Gram-for-gram, fat is an energy powerhouse. One gram of fat has 9 calories, compared with the 4 calories found in 1 gram of protein or carbohydrate. On average, the human body reserves 50,000 to 60,000 calories in fat stored as triglycerides. Walking one mile burns only 100 calories, so the energy potential available in stored fat is enormous. If you stored the same amount of energy in carbohydrates instead of fat, you would weigh 100 more pounds, according to the Gatorade Sports Science Institute

The Role of Exercise

Your body stores fat in two places -- in adipose tissue, a conglomeration of fat cells, and in muscle fibers as intramuscular triglycerides. During exercise, your body metabolizes both triglycerides and carbohydrates stored in the form of glycogen and glucose.
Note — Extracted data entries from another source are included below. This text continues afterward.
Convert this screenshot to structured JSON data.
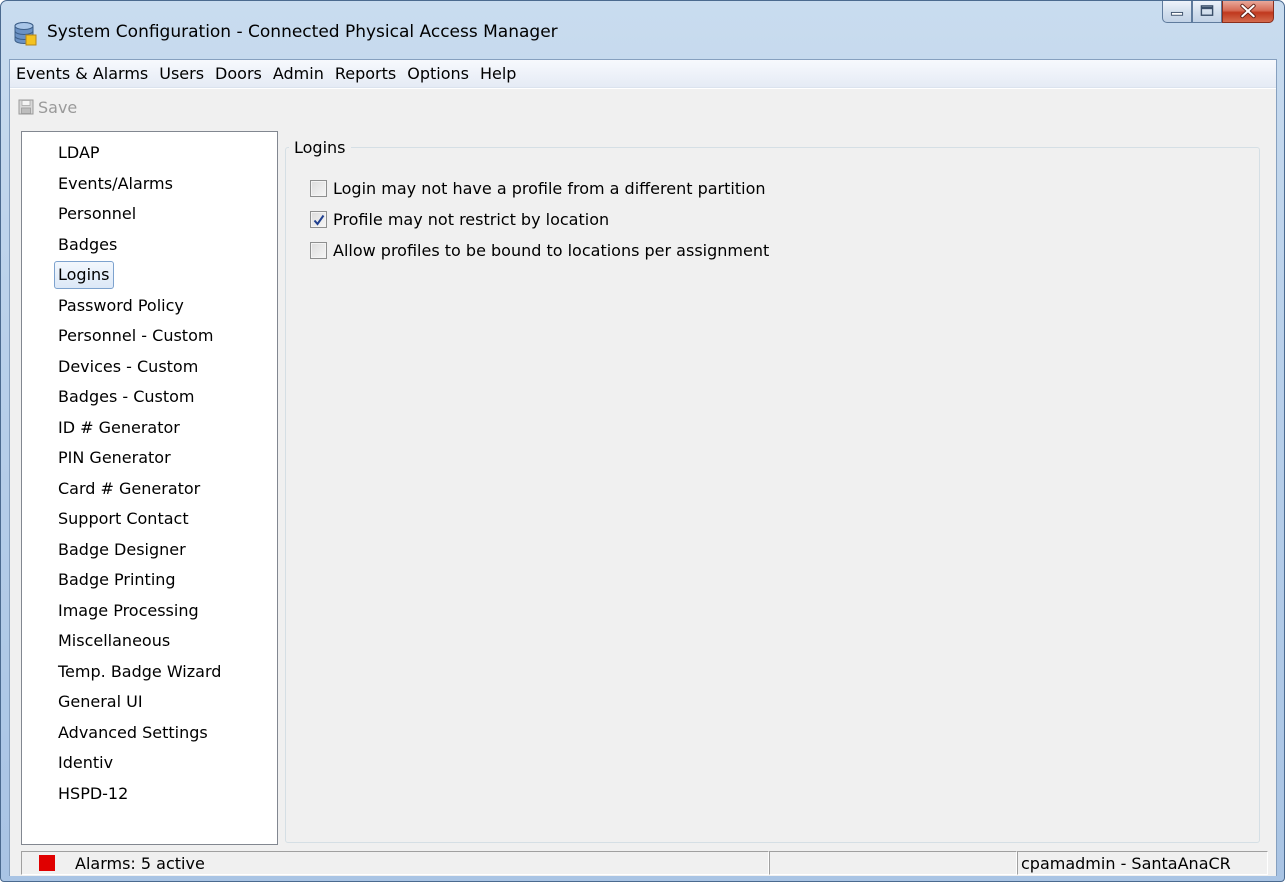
{
  "window": {
    "title": "System Configuration - Connected Physical Access Manager",
    "app_icon": "database-icon"
  },
  "caption_buttons": [
    "minimize-icon",
    "maximize-icon",
    "close-icon"
  ],
  "menu": {
    "items": [
      "Events & Alarms",
      "Users",
      "Doors",
      "Admin",
      "Reports",
      "Options",
      "Help"
    ]
  },
  "toolbar": {
    "save_label": "Save",
    "save_icon": "floppy-disk-icon",
    "save_enabled": false
  },
  "sidebar": {
    "selected": "Logins",
    "items": [
      "LDAP",
      "Events/Alarms",
      "Personnel",
      "Badges",
      "Logins",
      "Password Policy",
      "Personnel - Custom",
      "Devices - Custom",
      "Badges - Custom",
      "ID # Generator",
      "PIN Generator",
      "Card # Generator",
      "Support Contact",
      "Badge Designer",
      "Badge Printing",
      "Image Processing",
      "Miscellaneous",
      "Temp. Badge Wizard",
      "General UI",
      "Advanced Settings",
      "Identiv",
      "HSPD-12"
    ]
  },
  "logins_panel": {
    "group_title": "Logins",
    "options": [
      {
        "label": "Login may not have a profile from a different partition",
        "checked": false
      },
      {
        "label": "Profile may not restrict by location",
        "checked": true
      },
      {
        "label": "Allow profiles to be bound to locations per assignment",
        "checked": false
      }
    ]
  },
  "status": {
    "alarm_color": "#e00000",
    "alarms_text": "Alarms: 5 active",
    "middle_text": "",
    "user_text": "cpamadmin - SantaAnaCR"
  }
}
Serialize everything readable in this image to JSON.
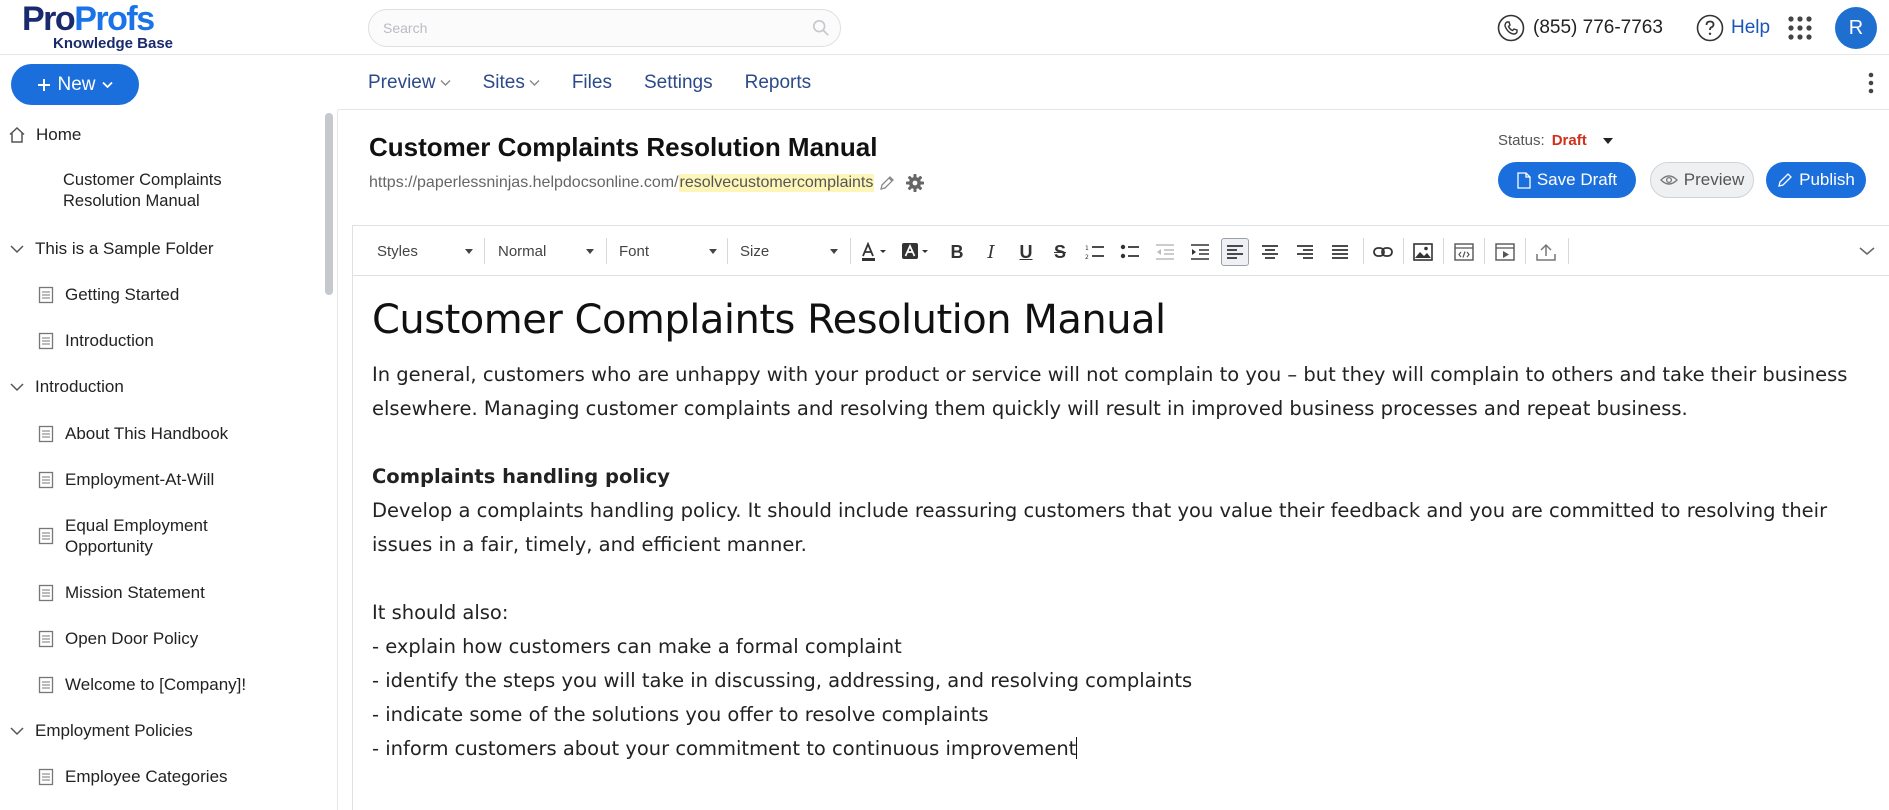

Carbohydrate stores are more readily metabolized because they are easily mobilized and yield quick energy. As you progress from low to moderate intensity exercise, however, the rate at which your body burns or oxidizes total fat increases.

Feel the Burn

The process by which your body burns fat for energy can be summarized in a basic equation -- oxygen plus fat yields carbon dioxide, water and energy. However, the biochemistry of fat metabolism is involved and complex. For instance, fats have to be hydrolyzed or broken apart into compounds called glycerol and fatty acids. These components enter an elaborate cyclical series of reactions, including the citric acid cycle, the Krebs cycle and the tricarboxylic acid cycle, for your body to gain energy.

Fighting Evolution

While nomads benefited from the body's super efficient fat storage system, it can be problematic in the modern world. With food readily available, there is no need to store thousands of kilocalories of fat, but it's hard to fight the body's evolutionary wiring. To become a more efficient fat burner, Len Kravitz, exercise science professor at the University of New Mexico, recommends a combination of aerobic and resistance activities. Focus on aerobic workouts, which burn the most calories. Depending on your physical fitness level, that may mean short, high-intensity workouts or long, slower workouts.